5. Erianthus Michx. (plume grass)
(Webster and Shaw, 1995)
Plants perennial, with short, stout, knotty rhizomes,
forming clumps. Flowering stems erect, unbranched. Basal leaves few, forming
low, sparse rosettes. Leaf sheaths with the ligule membranous, hairy (fringed)
along the margin. Leaf blades linear, not rounded or heart‑shaped at the
base, flat, the midvein thickened. Inflorescences sometimes partly enclosed by
the subtending leaf sheaths, consisting of dense panicles with numerous
branches consisting of spikelike racemes (the lowermost branches sometimes branched
again), the branched portion of the inflorescence narrowly oblong‑elliptic
in outline, the central axis much longer than the branches. Individual racemes
with the axis and spikelet stalks with long, silky hairs, breaking apart into
joints (as a unit with the associated spikelets) at maturity, the spikelets
paired at the nodes. Stalked and sessile spikelets similar in size and
appearance, both perfect, the stalk shorter than the sessile spikelet, round in
cross‑section, somewhat thickened toward the tip. Spikelets with the
perfect, upper floret subtended by a sterile floret, this reduced to a
membranous lemma lacking an awn. Glumes somewhat longer than the florets,
similar in size and appearance, elliptic‑ovate, pointed at the tip, the
lower glume sometimes minutely notched, rounded on the back, faintly 3‑
or 5‑nerved. Lemmas membranous, lanceolate, 1‑ or 3‑nerved,
those of the fertile floret awned (except rarely in E. ravennae). Palea
of fertile floret much shorter than the lemma. Fruits 2–4 mm long, narrowly
elliptic in outline, reddish brown. Twenty‑five to 27 species, North
America to South America, Europe, Asia, Africa, Madagascar, Pacific Islands.
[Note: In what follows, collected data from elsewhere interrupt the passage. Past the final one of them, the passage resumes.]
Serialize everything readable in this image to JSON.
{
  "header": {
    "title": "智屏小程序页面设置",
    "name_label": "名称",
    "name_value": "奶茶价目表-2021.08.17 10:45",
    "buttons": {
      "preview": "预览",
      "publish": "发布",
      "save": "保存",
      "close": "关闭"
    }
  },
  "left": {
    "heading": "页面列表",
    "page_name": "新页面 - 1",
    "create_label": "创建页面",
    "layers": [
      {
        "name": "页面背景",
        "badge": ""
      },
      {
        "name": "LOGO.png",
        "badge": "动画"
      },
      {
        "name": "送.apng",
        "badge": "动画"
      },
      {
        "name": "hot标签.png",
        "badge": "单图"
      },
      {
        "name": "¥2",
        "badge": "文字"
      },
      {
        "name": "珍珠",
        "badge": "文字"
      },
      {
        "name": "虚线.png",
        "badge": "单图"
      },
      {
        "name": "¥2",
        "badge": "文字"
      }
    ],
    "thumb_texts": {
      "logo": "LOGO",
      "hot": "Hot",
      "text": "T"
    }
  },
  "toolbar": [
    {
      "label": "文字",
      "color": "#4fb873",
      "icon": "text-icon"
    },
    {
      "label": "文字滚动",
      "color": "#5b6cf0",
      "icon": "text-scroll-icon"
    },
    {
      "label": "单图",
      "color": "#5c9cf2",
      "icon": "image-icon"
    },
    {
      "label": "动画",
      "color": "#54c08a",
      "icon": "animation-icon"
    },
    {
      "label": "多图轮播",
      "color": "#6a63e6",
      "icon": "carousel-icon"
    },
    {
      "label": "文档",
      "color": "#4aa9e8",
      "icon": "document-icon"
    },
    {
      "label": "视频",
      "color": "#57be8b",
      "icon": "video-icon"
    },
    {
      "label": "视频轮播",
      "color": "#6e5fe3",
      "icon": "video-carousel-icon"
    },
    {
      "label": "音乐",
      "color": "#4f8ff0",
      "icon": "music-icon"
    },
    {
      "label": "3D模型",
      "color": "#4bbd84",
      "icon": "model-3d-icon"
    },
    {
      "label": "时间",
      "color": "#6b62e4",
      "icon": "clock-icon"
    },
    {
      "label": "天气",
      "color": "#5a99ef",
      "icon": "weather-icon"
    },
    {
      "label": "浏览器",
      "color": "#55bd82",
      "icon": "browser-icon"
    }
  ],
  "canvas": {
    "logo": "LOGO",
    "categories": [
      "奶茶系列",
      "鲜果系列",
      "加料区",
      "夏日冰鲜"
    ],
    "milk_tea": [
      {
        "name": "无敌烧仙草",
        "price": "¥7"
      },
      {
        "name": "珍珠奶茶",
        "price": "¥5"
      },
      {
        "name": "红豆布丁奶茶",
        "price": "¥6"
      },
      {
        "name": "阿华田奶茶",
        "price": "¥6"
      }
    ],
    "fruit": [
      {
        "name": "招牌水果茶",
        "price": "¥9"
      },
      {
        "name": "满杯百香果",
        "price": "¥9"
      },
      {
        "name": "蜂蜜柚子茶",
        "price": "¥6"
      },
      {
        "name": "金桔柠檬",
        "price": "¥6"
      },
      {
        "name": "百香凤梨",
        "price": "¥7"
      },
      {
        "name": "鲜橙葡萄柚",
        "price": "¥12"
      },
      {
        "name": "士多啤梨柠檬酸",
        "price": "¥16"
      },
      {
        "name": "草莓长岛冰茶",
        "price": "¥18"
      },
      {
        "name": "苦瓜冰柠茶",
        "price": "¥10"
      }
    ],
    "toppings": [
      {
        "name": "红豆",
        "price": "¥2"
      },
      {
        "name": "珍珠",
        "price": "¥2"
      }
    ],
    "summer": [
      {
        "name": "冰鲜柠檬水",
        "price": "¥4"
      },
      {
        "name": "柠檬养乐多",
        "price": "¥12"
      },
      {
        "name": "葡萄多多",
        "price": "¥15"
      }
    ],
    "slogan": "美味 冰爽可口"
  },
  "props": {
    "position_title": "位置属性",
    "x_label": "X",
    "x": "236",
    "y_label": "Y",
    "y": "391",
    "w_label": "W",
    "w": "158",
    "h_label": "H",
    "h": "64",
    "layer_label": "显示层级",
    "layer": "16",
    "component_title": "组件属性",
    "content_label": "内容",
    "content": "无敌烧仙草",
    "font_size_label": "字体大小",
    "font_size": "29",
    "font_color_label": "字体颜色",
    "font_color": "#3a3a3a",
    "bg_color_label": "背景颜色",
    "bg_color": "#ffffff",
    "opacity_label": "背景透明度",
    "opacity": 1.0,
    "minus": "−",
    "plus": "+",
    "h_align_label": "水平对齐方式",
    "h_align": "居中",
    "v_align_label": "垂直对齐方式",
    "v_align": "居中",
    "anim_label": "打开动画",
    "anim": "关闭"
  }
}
Several authors have advocated uniting Erianthus with
Saccharum L. under the latter name (Clayton and Renvoize, 1986; Webster
and Shaw, 1995). The two genera are said to differ in whether the fertile
lemmas generally are awned or not, but there may be reason to believe that this
separation is artificial (some awned species may be more closely related to awnless
species than to other awned ones). The generic taxonomy requires further study
to delineate natural groups within the complex (and how to separate them), and
the Missouri species tentatively are retained in Erianthus.